Qatar juga menegaskan tidak akan menoleransi perilaku sembrono Israel dan intervensi berkelanjutan Israel terhadap keamanan regional, serta tindakan apa pun yang menargetkan keamanan dan kedaulatannya. Investigasi mendalam sedang berlangsung di tingkat tertinggi, dan rincian lebih lanjut akan diumumkan segera setelah tersedia.
Sita Planasari berkontribusi dalam penulisan artikel ini.

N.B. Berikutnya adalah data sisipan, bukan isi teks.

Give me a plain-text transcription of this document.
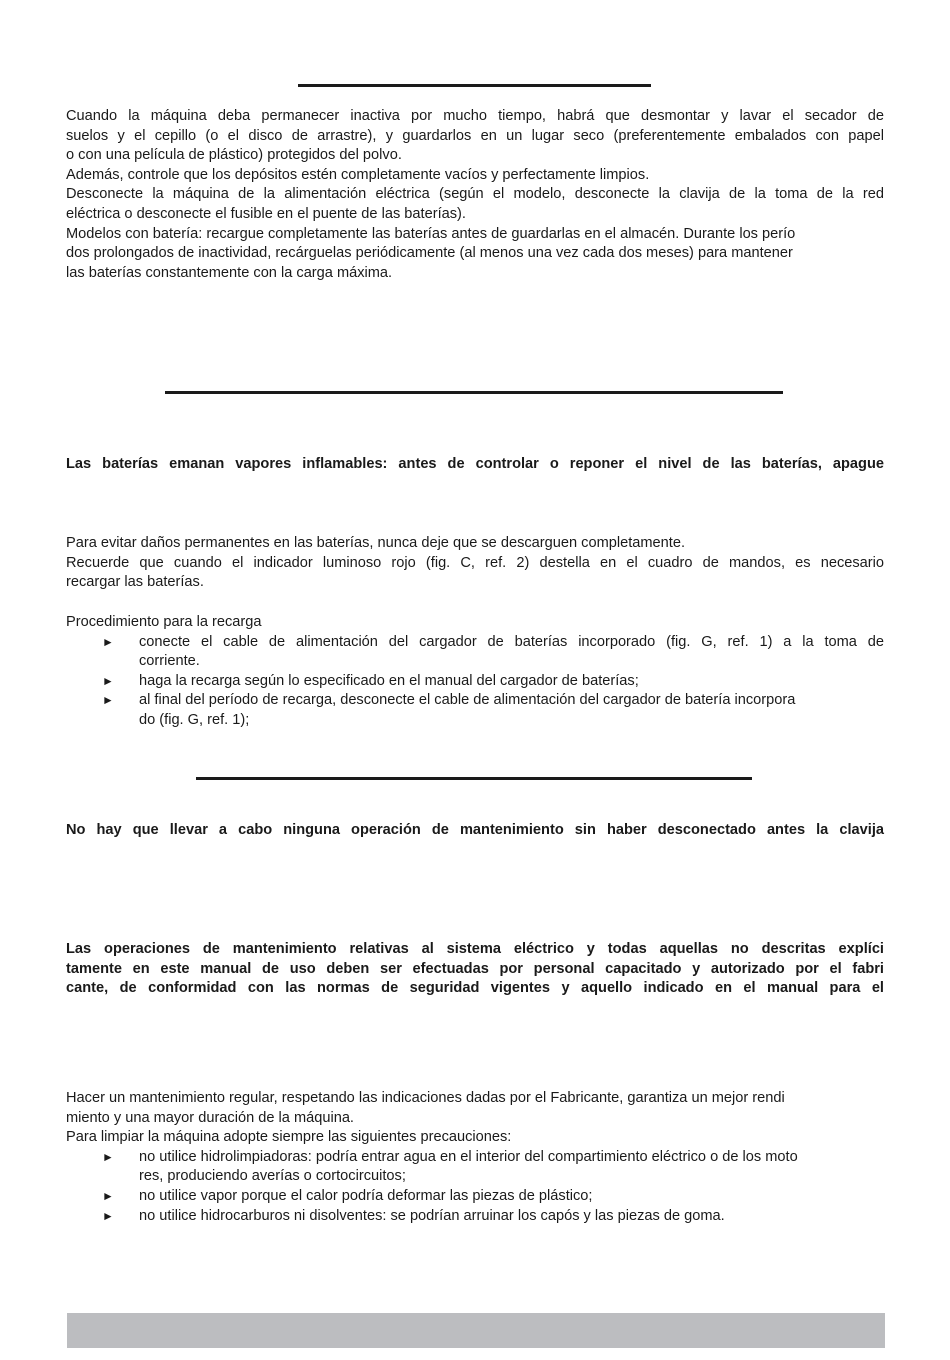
Cuando la máquina deba permanecer inactiva por mucho tiempo, habrá que desmontar y lavar el secador de

suelos y el cepillo (o el disco de arrastre), y guardarlos en un lugar seco (preferentemente embalados con papel

o con una película de plástico) protegidos del polvo.

Además, controle que los depósitos estén completamente vacíos y perfectamente limpios.

Desconecte la máquina de la alimentación eléctrica (según el modelo, desconecte la clavija de la toma de la red

eléctrica o desconecte el fusible en el puente de las baterías).

Modelos con batería: recargue completamente las baterías antes de guardarlas en el almacén. Durante los perío

dos prolongados de inactividad, recárguelas periódicamente (al menos una vez cada dos meses) para mantener

las baterías constantemente con la carga máxima.

Las baterías emanan vapores inflamables: antes de controlar o reponer el nivel de las baterías, apague

Para evitar daños permanentes en las baterías, nunca deje que se descarguen completamente.

Recuerde que cuando el indicador luminoso rojo (fig. C, ref. 2) destella en el cuadro de mandos, es necesario

recargar las baterías.

Procedimiento para la recarga

► conecte el cable de alimentación del cargador de baterías incorporado (fig. G, ref. 1) a la toma de
corriente.
► haga la recarga según lo especificado en el manual del cargador de baterías;
► al final del período de recarga, desconecte el cable de alimentación del cargador de batería incorpora
do (fig. G, ref. 1);

No hay que llevar a cabo ninguna operación de mantenimiento sin haber desconectado antes la clavija

Las operaciones de mantenimiento relativas al sistema eléctrico y todas aquellas no descritas explíci

tamente en este manual de uso deben ser efectuadas por personal capacitado y autorizado por el fabri

cante, de conformidad con las normas de seguridad vigentes y aquello indicado en el manual para el

Hacer un mantenimiento regular, respetando las indicaciones dadas por el Fabricante, garantiza un mejor rendi

miento y una mayor duración de la máquina.

Para limpiar la máquina adopte siempre las siguientes precauciones:

► no utilice hidrolimpiadoras: podría entrar agua en el interior del compartimiento eléctrico o de los moto
res, produciendo averías o cortocircuitos;
► no utilice vapor porque el calor podría deformar las piezas de plástico;
► no utilice hidrocarburos ni disolventes: se podrían arruinar los capós y las piezas de goma.
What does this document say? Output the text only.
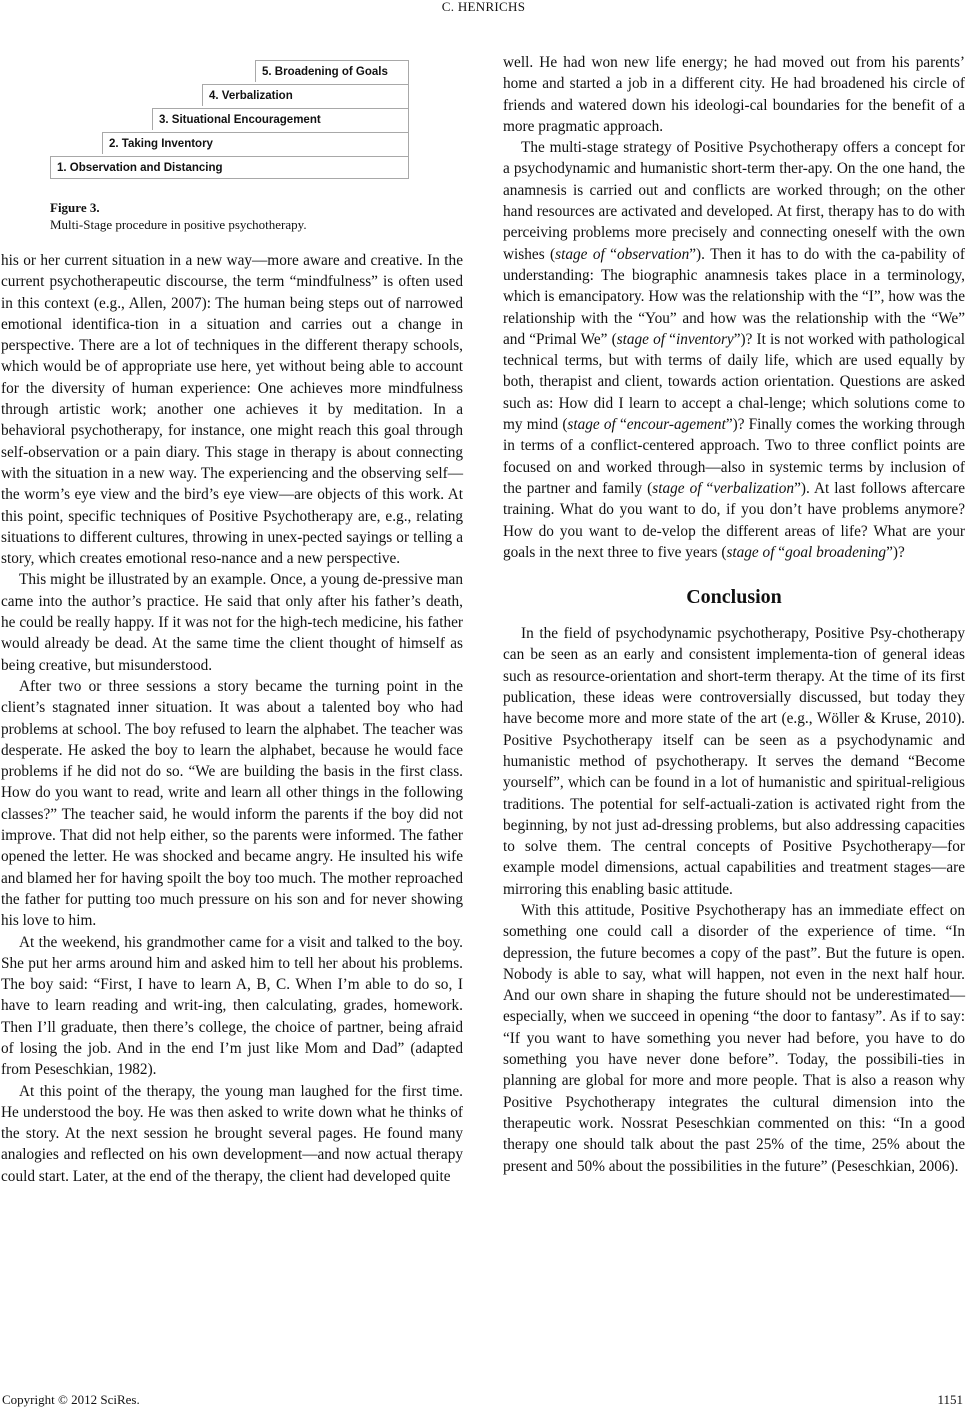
C. HENRICHS
1. Observation and Distancing
2. Taking Inventory
3. Situational Encouragement
4. Verbalization
5. Broadening of Goals
Figure 3.
Multi-Stage procedure in positive psychotherapy.

his or her current situation in a new way—more aware and creative. In the current psychotherapeutic discourse, the term “mindfulness” is often used in this context (e.g., Allen, 2007): The human being steps out of narrowed emotional identifica-tion in a situation and carries out a change in perspective. There are a lot of techniques in the different therapy schools, which would be of appropriate use here, yet without being able to account for the diversity of human experience: One achieves more mindfulness through artistic work; another one achieves it by meditation. In a behavioral psychotherapy, for instance, one might reach this goal through self-observation or a pain diary. This stage in therapy is about connecting with the situation in a new way. The experiencing and the observing self—the worm’s eye view and the bird’s eye view—are objects of this work. At this point, specific techniques of Positive Psychotherapy are, e.g., relating situations to different cultures, throwing in unex-pected sayings or telling a story, which creates emotional reso-nance and a new perspective.

This might be illustrated by an example. Once, a young de-pressive man came into the author’s practice. He said that only after his father’s death, he could be really happy. If it was not for the high-tech medicine, his father would already be dead. At the same time the client thought of himself as being creative, but misunderstood.

After two or three sessions a story became the turning point in the client’s stagnated inner situation. It was about a talented boy who had problems at school. The boy refused to learn the alphabet. The teacher was desperate. He asked the boy to learn the alphabet, because he would face problems if he did not do so. “We are building the basis in the first class. How do you want to read, write and learn all other things in the following classes?” The teacher said, he would inform the parents if the boy did not improve. That did not help either, so the parents were informed. The father opened the letter. He was shocked and became angry. He insulted his wife and blamed her for having spoilt the boy too much. The mother reproached the father for putting too much pressure on his son and for never showing his love to him.

At the weekend, his grandmother came for a visit and talked to the boy. She put her arms around him and asked him to tell her about his problems. The boy said: “First, I have to learn A, B, C. When I’m able to do so, I have to learn reading and writ-ing, then calculating, grades, homework. Then I’ll graduate, then there’s college, the choice of partner, being afraid of losing the job. And in the end I’m just like Mom and Dad” (adapted from Peseschkian, 1982).

At this point of the therapy, the young man laughed for the first time. He understood the boy. He was then asked to write down what he thinks of the story. At the next session he brought several pages. He found many analogies and reflected on his own development—and now actual therapy could start. Later, at the end of the therapy, the client had developed quite

well. He had won new life energy; he had moved out from his parents’ home and started a job in a different city. He had broadened his circle of friends and watered down his ideologi-cal boundaries for the benefit of a more pragmatic approach.

The multi-stage strategy of Positive Psychotherapy offers a concept for a psychodynamic and humanistic short-term ther-apy. On the one hand, the anamnesis is carried out and conflicts are worked through; on the other hand resources are activated and developed. At first, therapy has to do with perceiving problems more precisely and connecting oneself with the own wishes (stage of “observation”). Then it has to do with the ca-pability of understanding: The biographic anamnesis takes place in a terminology, which is emancipatory. How was the relationship with the “I”, how was the relationship with the “You” and how was the relationship with the “We” and “Primal We” (stage of “inventory”)? It is not worked with pathological technical terms, but with terms of daily life, which are used equally by both, therapist and client, towards action orientation. Questions are asked such as: How did I learn to accept a chal-lenge; which solutions come to my mind (stage of “encour-agement”)? Finally comes the working through in terms of a conflict-centered approach. Two to three conflict points are focused on and worked through—also in systemic terms by inclusion of the partner and family (stage of “verbalization”). At last follows aftercare training. What do you want to do, if you don’t have problems anymore? How do you want to de-velop the different areas of life? What are your goals in the next three to five years (stage of “goal broadening”)?

Conclusion

In the field of psychodynamic psychotherapy, Positive Psy-chotherapy can be seen as an early and consistent implementa-tion of general ideas such as resource-orientation and short-term therapy. At the time of its first publication, these ideas were controversially discussed, but today they have become more and more state of the art (e.g., Wöller & Kruse, 2010). Positive Psychotherapy itself can be seen as a psychodynamic and humanistic method of psychotherapy. It serves the demand “Become yourself”, which can be found in a lot of humanistic and spiritual-religious traditions. The potential for self-actuali-zation is activated right from the beginning, by not just ad-dressing problems, but also addressing capacities to solve them. The central concepts of Positive Psychotherapy—for example model dimensions, actual capabilities and treatment stages—are mirroring this enabling basic attitude.

With this attitude, Positive Psychotherapy has an immediate effect on something one could call a disorder of the experience of time. “In depression, the future becomes a copy of the past”. But the future is open. Nobody is able to say, what will happen, not even in the next half hour. And our own share in shaping the future should not be underestimated—especially, when we succeed in opening “the door to fantasy”. As if to say: “If you want to have something you never had before, you have to do something you have never done before”. Today, the possibili-ties in planning are global for more and more people. That is also a reason why Positive Psychotherapy integrates the cultural dimension into the therapeutic work. Nossrat Peseschkian commented on this: “In a good therapy one should talk about the past 25% of the time, 25% about the present and 50% about the possibilities in the future” (Peseschkian, 2006).

Copyright © 2012 SciRes.	1151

Selain situasi panas di Timur Tengah, di dalam negeri, TNI juga tengah melakukan investigasi terhadap unggahan kritik di ruang digital.
Ringkasan
Presiden Prabowo Subianto melakukan kunjungan ke Doha, Qatar, untuk menunjukkan solidaritas dan dukungan Indonesia menyusul serangan Israel di wilayah tersebut. Serangan ini menargetkan anggota pimpinan Hamas yang menjadikan Doha sebagai markas di luar Gaza, dan menjadi eskalasi signifikan dalam konflik Israel di Timur Tengah.
Qatar mengutuk keras serangan tersebut, yang dianggap sebagai pelanggaran hukum internasional dan ancaman bagi keamanan warga Qatar. Negara tersebut juga menegaskan tidak akan menoleransi tindakan Israel dan sedang melakukan investigasi mendalam terkait insiden ini, sementara Prabowo menunjukkan dukungan langsung pemerintah Indonesia.